Но пациентам страшнее
По словам президента Национального агентства по безопасности пациентов и независимой медицинской экспертизе Алексея Старченко, опасения россиян, что при получении тяжелой черепно-мозговой травмы помощь им будет минимальной, а ожидание получения здоровых органов максимальным, подкрепляется его личным опросом анестезиологов-реаниматологов. «На вопрос о том, как происходила процедура установления диагноза смерти мозга у пациента — родственника медработников или чиновников, всегда давался один ответ: как только становилось известно о таком родстве, процедура прекращалась, — рассказал эксперт. — Следовательно, необходимо внесение в закон отдельной статьи, гарантирующей пациенту, которого рассматривают в качестве будущего донора, отдельную систему контроля качества оказания медпомощи».
По мнению Старченко, для достижения баланса интересов доноров и реципиентов следует, прежде всего, сделать более строгой процедуру диагностики смерти мозга. Так, в Германии, потенциальному донору проводят токсикологическое обследование, чтобы удостовериться, что не были применены препараты, угнетающие центральную нервную систему. Кроме того, «доверие общества будет выше», если запретить трансплантологам участвовать в консилиуме при установлении смерти мозга пациента, предоставить страховым кампаниям право проводить экспертизу по каждому такому случаю, а также увеличить время, необходимое для поиска родственников и принятия ими осмысленного решения, считает эксперт. Последнее возможно, если сообщать родственникам правду на этапе «потенциального донора», когда идет наблюдение за пациентом перед постановкой диагноза смерти мозга (от 6 до 72 часов), а не требовать ответа в течение двух часов после прекращения реанимационных мероприятий в связи с признанием их «бесперспективными».
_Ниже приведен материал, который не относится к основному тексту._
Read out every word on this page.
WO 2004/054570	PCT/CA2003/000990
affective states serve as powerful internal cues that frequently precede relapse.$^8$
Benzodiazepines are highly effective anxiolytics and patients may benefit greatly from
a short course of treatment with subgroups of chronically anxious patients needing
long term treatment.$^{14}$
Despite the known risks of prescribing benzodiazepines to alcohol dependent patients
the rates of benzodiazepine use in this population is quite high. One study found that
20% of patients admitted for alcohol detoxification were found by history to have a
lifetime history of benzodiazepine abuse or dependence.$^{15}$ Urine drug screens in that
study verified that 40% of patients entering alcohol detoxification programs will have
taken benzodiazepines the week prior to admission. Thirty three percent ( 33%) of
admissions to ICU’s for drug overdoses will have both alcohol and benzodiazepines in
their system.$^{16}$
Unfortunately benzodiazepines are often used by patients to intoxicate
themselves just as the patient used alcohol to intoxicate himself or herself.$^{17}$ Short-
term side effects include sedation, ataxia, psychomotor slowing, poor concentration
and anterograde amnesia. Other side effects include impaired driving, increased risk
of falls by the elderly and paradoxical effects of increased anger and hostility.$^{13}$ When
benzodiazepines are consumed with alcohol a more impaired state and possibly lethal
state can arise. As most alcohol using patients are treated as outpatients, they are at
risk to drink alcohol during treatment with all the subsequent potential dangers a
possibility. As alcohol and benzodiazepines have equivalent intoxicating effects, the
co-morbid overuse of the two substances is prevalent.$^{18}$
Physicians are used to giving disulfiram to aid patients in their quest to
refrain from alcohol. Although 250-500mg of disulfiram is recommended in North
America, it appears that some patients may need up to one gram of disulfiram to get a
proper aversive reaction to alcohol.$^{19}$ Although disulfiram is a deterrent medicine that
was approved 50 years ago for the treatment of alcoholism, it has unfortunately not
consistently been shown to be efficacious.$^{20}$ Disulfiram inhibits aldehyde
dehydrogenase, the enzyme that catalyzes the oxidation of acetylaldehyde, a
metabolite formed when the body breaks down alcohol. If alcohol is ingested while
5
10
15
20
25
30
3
«Всегда будут оставаться сомнения»
Президент «Лиги пациентов» Александр Саверский настроен еще более категорично:трансплантология — это та область, в которой в любом случае необходима презумпция испрошенного согласия. «Я считаю, что это единственный цивилизованный путь, все остальное — средневековье, — говорит эксперт. — Нельзя прикасаться к человеку без его согласия, тем более, после смерти, когда он уже не может выразить свое отношение к происходящему. Если человек хочет быть захороненным целостным, это его право, которое надо уважать. Но открытость в этом вопросе, я уверен, позволит привлечь гораздо больше доноров, чем сейчас».
Кроме того, считает эксперт, усилия ученых должны быть направлены на выращивание искусственных органов, чтобы свести к минимуму их пересадку. «Всегда будут оставаться сомнения в том, все ли было сделано для спасения человека, мог бы он еще жить или нет. К сожалению, я имел опыт общения с мамой, у которой в ДТП попала восемнадцатилетняя девочка. У нее так и остался вопрос: „Кого спасали? Мою дочь или ту, которой собирались пересадить ее почку?“ Это ужасный вопрос, который убивает вообще всю трансплантологию».